When Hashem visits the first of ten plagues upon the Egyptians by turning the Nile into a river of blood, it is Aaron who actually sets this plague in motion, because Moshe, 80 years earlier, was actually saved as a baby (from Pharaoh’s decree to drown all the Jewish male babies) by the waters of the Nile River! Obviously this is not because Moshe does not want to offend a river; it is because the development of gratitude as a character trait is so critical, that Hashem wants Moshe to practice gratitude even on the Nile River.

Rav Nevehnsahl shares an amazing story about Rav Ze’ev Gustman, the Rosh Yeshiva of Netzach Yisrael Yeshiva in Jerusalem, who passed away in 1991 and was one of the great and holy men of the last generation. (Rav Gustman was one of the dayanim who sat on Rav Chaim Ozer Grodzinsky’s Beit Din in Vilna, an unheard of honor for someone so young and an indication of his great stature even then.)

When the Nazis gathered all the Jews of Vilna together for their final journey, Rav Gustman succeeded miraculously in hiding in one of the bushes in his backyard, from where he succeeded in escaping to the forest where he hid with his wife and daughter for the remainder of the war. Until two years before his death, Rav Gustman continued to personally water the plants in the yeshiva courtyard every day in recognition of the fact that a simple bush had saved his life 50 years earlier in Vilna.

We need to understand that displaying gratitude is not because the other person needs it; rather, we need it, because being grateful makes us better people and makes the world a better place to be, and makes room for Hashem in our life, which is why were are here in the first place.

And this was the essence of who Joseph was. When the brothers are afraid of Joseph’s wrath upon encountering him 22 years after having sold him as a slave and left him for dead, Joseph is actually grateful to the brothers for having been the vehicle G-d chose to allow him to save them along with an entire country!

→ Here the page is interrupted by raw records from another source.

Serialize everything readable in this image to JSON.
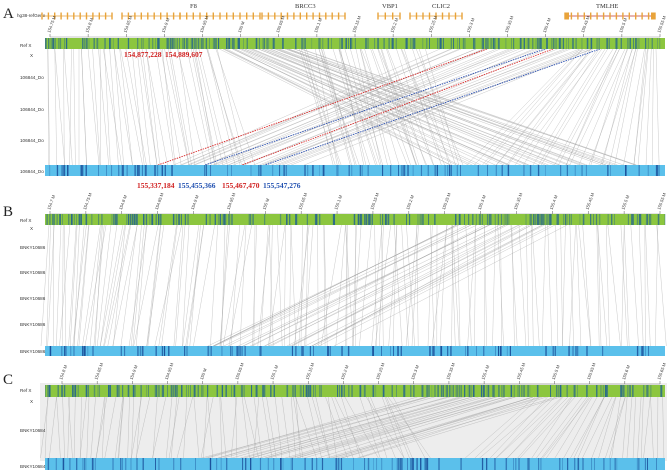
{
  "colors": {
    "ref_track": "#8cc63f",
    "ref_stripe": "#2a6a8a",
    "query_track": "#5bc0eb",
    "query_stripe": "#1a4f9a",
    "link": "#9a9a9a",
    "highlight_red": "#d62828",
    "highlight_blue": "#2a4fb0",
    "gene": "#e8a33a",
    "gene_highlight": "#c0392b"
  },
  "panels": [
    {
      "letter": "A",
      "gene_track_label": "hg38-refGene",
      "genes": [
        {
          "name": "F8"
        },
        {
          "name": "BRCC3"
        },
        {
          "name": "VBP1"
        },
        {
          "name": "CLIC2"
        },
        {
          "name": "TMLHE"
        }
      ],
      "ref_label": "Ref X",
      "ref_sublabel": "X",
      "ticks": [
        "154.75 M",
        "154.8 M",
        "154.85 M",
        "154.9 M",
        "154.95 M",
        "155 M",
        "155.05 M",
        "155.1 M",
        "155.15 M",
        "155.2 M",
        "155.25 M",
        "155.3 M",
        "155.35 M",
        "155.4 M",
        "155.45 M",
        "155.5 M",
        "155.55 M"
      ],
      "query_labels": [
        "106844_Do",
        "106844_Do",
        "106844_Do",
        "106844_Do"
      ],
      "ref_coords": [
        {
          "text": "154,877,228",
          "color": "red"
        },
        {
          "text": "154,889,607",
          "color": "red"
        }
      ],
      "query_coords": [
        {
          "text": "155,337,184",
          "color": "red"
        },
        {
          "text": "155,455,366",
          "color": "blue"
        },
        {
          "text": "155,467,470",
          "color": "red"
        },
        {
          "text": "155,547,276",
          "color": "blue"
        }
      ]
    },
    {
      "letter": "B",
      "ref_label": "Ref X",
      "ref_sublabel": "X",
      "ticks": [
        "154.7 M",
        "154.75 M",
        "154.8 M",
        "154.85 M",
        "154.9 M",
        "154.95 M",
        "155 M",
        "155.05 M",
        "155.1 M",
        "155.15 M",
        "155.2 M",
        "155.25 M",
        "155.3 M",
        "155.35 M",
        "155.4 M",
        "155.45 M",
        "155.5 M",
        "155.55 M"
      ],
      "query_labels": [
        "BNKY10686",
        "BNKY10686",
        "BNKY10686",
        "BNKY10686",
        "BNKY10686"
      ]
    },
    {
      "letter": "C",
      "ref_label": "Ref X",
      "ref_sublabel": "X",
      "ticks": [
        "154.8 M",
        "154.85 M",
        "154.9 M",
        "154.95 M",
        "155 M",
        "155.05 M",
        "155.1 M",
        "155.15 M",
        "155.2 M",
        "155.25 M",
        "155.3 M",
        "155.35 M",
        "155.4 M",
        "155.45 M",
        "155.5 M",
        "155.55 M",
        "155.6 M",
        "155.65 M"
      ],
      "query_labels": [
        "BNKY10684",
        "BNKY10684"
      ]
    }
  ]
}
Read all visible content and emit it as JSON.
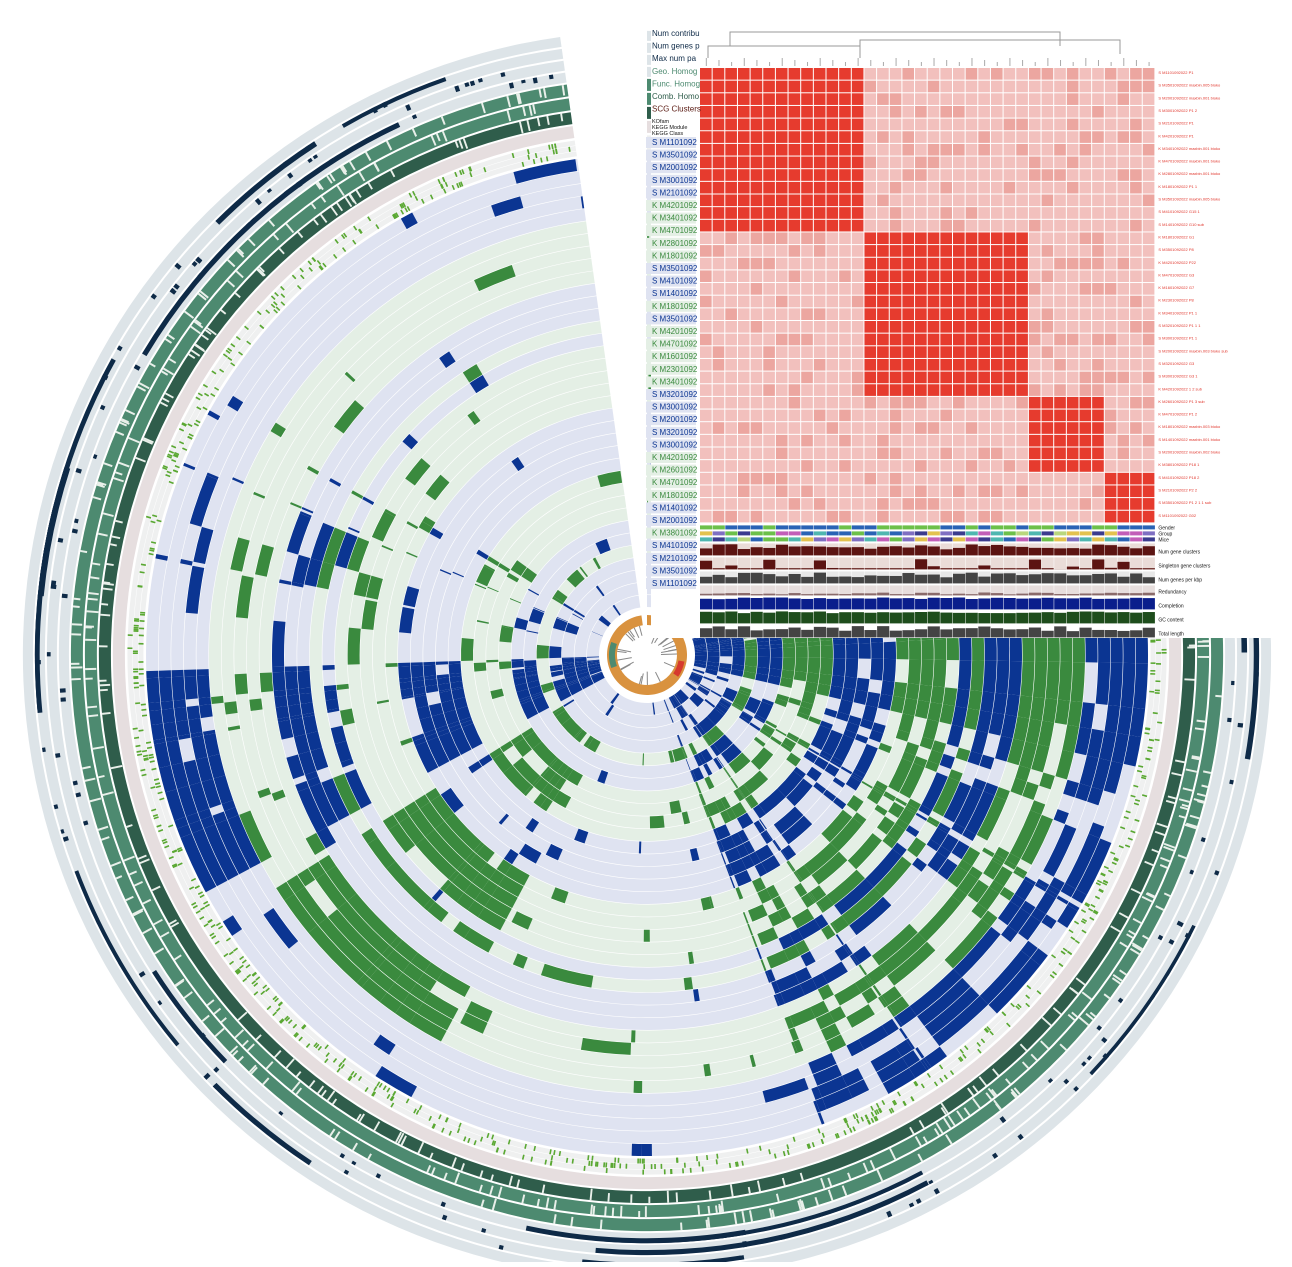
{
  "ring_labels": [
    {
      "text": "Num contribu",
      "color": "#0e2a47"
    },
    {
      "text": "Num genes p",
      "color": "#0e2a47"
    },
    {
      "text": "Max num pa",
      "color": "#0e2a47"
    },
    {
      "text": "Geo. Homog",
      "color": "#4d8a70"
    },
    {
      "text": "Func. Homog",
      "color": "#4d8a70"
    },
    {
      "text": "Comb. Homo",
      "color": "#2f5d4b"
    },
    {
      "text": "SCG Clusters",
      "color": "#5a1a12"
    }
  ],
  "small_ring_labels": [
    "KOfam",
    "KEGG Module",
    "KEGG Class"
  ],
  "sample_labels": [
    {
      "text": "S M1101092",
      "kind": "S"
    },
    {
      "text": "S M3501092",
      "kind": "S"
    },
    {
      "text": "S M2001092",
      "kind": "S"
    },
    {
      "text": "S M3001092",
      "kind": "S"
    },
    {
      "text": "S M2101092",
      "kind": "S"
    },
    {
      "text": "K M4201092",
      "kind": "K"
    },
    {
      "text": "K M3401092",
      "kind": "K"
    },
    {
      "text": "K M4701092",
      "kind": "K"
    },
    {
      "text": "K M2801092",
      "kind": "K"
    },
    {
      "text": "K M1801092",
      "kind": "K"
    },
    {
      "text": "S M3501092",
      "kind": "S"
    },
    {
      "text": "S M4101092",
      "kind": "S"
    },
    {
      "text": "S M1401092",
      "kind": "S"
    },
    {
      "text": "K M1801092",
      "kind": "K"
    },
    {
      "text": "S M3501092",
      "kind": "S"
    },
    {
      "text": "K M4201092",
      "kind": "K"
    },
    {
      "text": "K M4701092",
      "kind": "K"
    },
    {
      "text": "K M1601092",
      "kind": "K"
    },
    {
      "text": "K M2301092",
      "kind": "K"
    },
    {
      "text": "K M3401092",
      "kind": "K"
    },
    {
      "text": "S M3201092",
      "kind": "S"
    },
    {
      "text": "S M3001092",
      "kind": "S"
    },
    {
      "text": "S M2001092",
      "kind": "S"
    },
    {
      "text": "S M3201092",
      "kind": "S"
    },
    {
      "text": "S M3001092",
      "kind": "S"
    },
    {
      "text": "K M4201092",
      "kind": "K"
    },
    {
      "text": "K M2601092",
      "kind": "K"
    },
    {
      "text": "K M4701092",
      "kind": "K"
    },
    {
      "text": "K M1801092",
      "kind": "K"
    },
    {
      "text": "S M1401092",
      "kind": "S"
    },
    {
      "text": "S M2001092",
      "kind": "S"
    },
    {
      "text": "K M3801092",
      "kind": "K"
    },
    {
      "text": "S M4101092",
      "kind": "S"
    },
    {
      "text": "S M2101092",
      "kind": "S"
    },
    {
      "text": "S M3501092",
      "kind": "S"
    },
    {
      "text": "S M1101092",
      "kind": "S"
    }
  ],
  "heatmap": {
    "blocks": [
      [
        0,
        13
      ],
      [
        13,
        26
      ],
      [
        26,
        32
      ],
      [
        32,
        36
      ]
    ],
    "colors": {
      "high": "#e63b2e",
      "low": "#f2c0bd",
      "mid": "#eca6a0"
    }
  },
  "heatmap_row_labels": [
    "S M1101092022 P1",
    "S M3501092022 maxbin.005 bioko",
    "S M2001092022 maxbin.001 bioko",
    "S M3001092022 P1 2",
    "S M2101092022 P1",
    "K M4201092022 P1",
    "K M3401092022 maxbin.001 bioko",
    "K M4701092022 maxbin.001 bioko",
    "K M2801092022 maxbin.001 bioko",
    "K M1801092022 P1 1",
    "S M3501092022 maxbin.005 bioko",
    "S M4101092022 G15 1",
    "S M1401092022 G10 sub",
    "K M1801092022 G1",
    "S M3501092022 P8",
    "K M4201092022 P22",
    "K M4701092022 G3",
    "K M1601092022 G7",
    "K M2301092022 P8",
    "K M3401092022 P1 1",
    "S M3201092022 P1 1 1",
    "S M3001092022 P1 1",
    "S M2001092022 maxbin.003 bioko sub",
    "S M3201092022 G3",
    "S M3001092022 G3 1",
    "K M4201092022 1 2 sub",
    "K M2601092022 P1 3 sub",
    "K M4701092022 P1 2",
    "K M1801092022 maxbin.003 bioko",
    "S M1401092022 maxbin.001 bioko",
    "S M2001092022 maxbin.002 bioko",
    "K M3801092022 P18 1",
    "S M4101092022 P18 2",
    "S M2101092022 P2 2",
    "S M3501092022 P1 2 1 1 sub",
    "S M1101092022 G02"
  ],
  "strip_labels": [
    "Gender",
    "Group",
    "Mice",
    "Num gene clusters",
    "Singleton gene clusters",
    "Num genes per kbp",
    "Redundancy",
    "Completion",
    "GC content",
    "Total length"
  ],
  "colors": {
    "blue": "#0b3592",
    "green": "#3a8a3e",
    "lightblue": "#dfe3f1",
    "lightgreen": "#e4efe5",
    "navy": "#0e2a47",
    "outer_gray": "#dde4e8",
    "seafoam": "#4d8a70",
    "darkseafoam": "#2f5d4b",
    "scg": "#e6dedf",
    "ann": "#eff0f0",
    "anngreen": "#5aa832",
    "dendro_orange": "#d9923f",
    "dendro_red": "#d63a2e",
    "dendro_green": "#4d8a70",
    "maroon": "#5c1412",
    "dkgray": "#444444",
    "dkgreen": "#1e4d1c"
  }
}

Precisely because Joseph represented the essence of constantly appreciating all the good Hashem is constantly giving us, even when we don’t see it that way, the Egyptian slavery only begins after Joseph is dead and the Egyptians can conveniently “forget” him.

It is no accident that Judaism begins the day with the Modeh Ani prayer, and that the first word we say every day, before anything else, is simply “I will be thankful.”

We choose, in every second of every minute of our lives, whether to appreciate what we have, or to bemoan what we are missing. And in so doing, we choose not what we have, but how we have it, and who we are.

May Hashem bless all of us with the strength and wisdom to appreciate all the gifts we have in this world, because that is the first step in making the world the place we want it to be.